Is French chanson dead? Not according to Caroline Nin, who is thriving and singing around the world in the French chanson tradition (think Edith Piaf). I had a chance to catch up with Caroline in between her gigs and chat about music and Paris.
Caroline was raised in Paris and then spent a block of time in London to study jazz, and she has just returned to the City of Light after a three-year stint in Australia, singing to sold-out auditoriums of 1,000 people or more. Currently she is singing at the Lido six nights a week, keeping the flame alive. She is about to take her show on the road to New York, Toronto and London in the fall, but before then she hopes to open an Edith Piaf review in the Marais, at a venue near the Pompidou—a show she’s been refining for years and singing to huge audiences down under.

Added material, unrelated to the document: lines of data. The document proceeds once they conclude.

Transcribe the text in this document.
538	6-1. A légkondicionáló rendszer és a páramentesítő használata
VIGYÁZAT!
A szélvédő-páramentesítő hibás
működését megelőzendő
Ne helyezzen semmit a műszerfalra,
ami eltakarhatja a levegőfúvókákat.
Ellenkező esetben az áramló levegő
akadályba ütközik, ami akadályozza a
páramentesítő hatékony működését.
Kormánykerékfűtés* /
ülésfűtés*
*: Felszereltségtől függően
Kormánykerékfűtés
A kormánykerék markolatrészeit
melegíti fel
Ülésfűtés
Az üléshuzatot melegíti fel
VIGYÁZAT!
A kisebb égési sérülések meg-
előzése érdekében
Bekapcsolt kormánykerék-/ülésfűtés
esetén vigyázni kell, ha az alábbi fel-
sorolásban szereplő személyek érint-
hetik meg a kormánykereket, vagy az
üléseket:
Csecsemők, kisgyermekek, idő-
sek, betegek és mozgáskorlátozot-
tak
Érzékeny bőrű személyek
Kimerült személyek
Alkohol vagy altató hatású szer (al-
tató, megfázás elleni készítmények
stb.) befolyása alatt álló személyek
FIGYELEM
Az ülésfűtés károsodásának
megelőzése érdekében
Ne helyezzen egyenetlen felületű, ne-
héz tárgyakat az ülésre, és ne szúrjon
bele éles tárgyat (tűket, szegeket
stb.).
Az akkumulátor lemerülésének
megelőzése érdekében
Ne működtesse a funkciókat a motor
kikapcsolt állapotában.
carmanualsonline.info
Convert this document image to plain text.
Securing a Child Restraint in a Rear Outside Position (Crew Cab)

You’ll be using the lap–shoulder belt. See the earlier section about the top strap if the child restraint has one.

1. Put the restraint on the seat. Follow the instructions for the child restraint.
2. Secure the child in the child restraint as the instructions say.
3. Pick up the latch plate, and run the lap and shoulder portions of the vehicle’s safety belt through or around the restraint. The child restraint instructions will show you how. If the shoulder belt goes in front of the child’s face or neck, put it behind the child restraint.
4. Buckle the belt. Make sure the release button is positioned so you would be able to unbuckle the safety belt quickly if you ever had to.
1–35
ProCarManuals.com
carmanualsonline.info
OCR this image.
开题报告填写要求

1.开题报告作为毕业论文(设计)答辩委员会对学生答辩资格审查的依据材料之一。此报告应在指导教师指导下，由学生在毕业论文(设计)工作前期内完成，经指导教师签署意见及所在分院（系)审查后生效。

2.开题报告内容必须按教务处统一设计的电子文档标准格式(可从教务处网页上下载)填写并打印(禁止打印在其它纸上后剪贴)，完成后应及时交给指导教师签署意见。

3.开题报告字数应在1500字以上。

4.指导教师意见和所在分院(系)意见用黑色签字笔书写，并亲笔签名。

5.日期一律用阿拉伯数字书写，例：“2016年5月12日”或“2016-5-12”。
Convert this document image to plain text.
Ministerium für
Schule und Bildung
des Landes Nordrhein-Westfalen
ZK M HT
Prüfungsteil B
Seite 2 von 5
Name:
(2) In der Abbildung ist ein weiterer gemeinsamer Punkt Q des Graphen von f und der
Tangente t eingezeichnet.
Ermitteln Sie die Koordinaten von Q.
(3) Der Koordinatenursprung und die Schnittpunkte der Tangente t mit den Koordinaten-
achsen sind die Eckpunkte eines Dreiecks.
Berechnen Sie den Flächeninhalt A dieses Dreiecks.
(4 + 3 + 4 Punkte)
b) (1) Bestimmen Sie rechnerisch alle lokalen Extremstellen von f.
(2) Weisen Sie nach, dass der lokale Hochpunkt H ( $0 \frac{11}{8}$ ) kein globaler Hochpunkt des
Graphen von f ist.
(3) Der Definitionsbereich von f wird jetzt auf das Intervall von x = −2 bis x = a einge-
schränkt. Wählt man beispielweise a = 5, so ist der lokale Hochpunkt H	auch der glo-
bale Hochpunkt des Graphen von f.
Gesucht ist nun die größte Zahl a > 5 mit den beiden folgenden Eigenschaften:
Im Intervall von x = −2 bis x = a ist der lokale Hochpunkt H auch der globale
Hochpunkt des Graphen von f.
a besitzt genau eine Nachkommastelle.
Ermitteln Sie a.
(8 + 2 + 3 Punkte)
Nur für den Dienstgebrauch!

Nin started in the music business back in the late 1980s in Paris, at the Hollywood Savoy, as a waitress who sang. Believe it or not, it was a very chic place where stars would gather. She went on to smaller jazz clubs and slowly moved her way up while living in New York, London and Australia.
I asked her who her favorite singers are, and she noted Barbara, the French chanteuse; Juliette Gréco; and Marlene Dietrich, who, Nin said, was the Madonna of her era. “I like to put on Air for some ambient music after being with the orchestra at the Lido,” she said. She likes what she calls the dark-angel sound. Other singers she enjoys are Amy Winehouse, Chet Baker and Dina Washington.
Soon Nin will be moving from the Bastille to Montmartre, which is now her favorite area in Paris. I asked her what haunts she would recommend there. “I love to take visitors for a glass of champagne to the Moulin de la Galette, because they can’t believe there are still windmills in Paris. The newer resto Verjus is a favorite. For cabaret I love La Bonne Franquette, because it’s more affordable than the Lapin.” In response to my question about where she likes to shop, Caroline noted, “Kiliwatch on Montorgueil is great for new and vintage finds, plus of course I love the concept stores Merci and Colette.”
Her albums have a sultry, sexy, very Parisian sound, and I urge you to download one of them tout de suite. Or better yet, check her out at the Lido when you are in Paris next or watch for her in London, New York or Sydney this year. Keeping the brilliance of French chanson alive is important for French culture, and Caroline is doing it with real flair.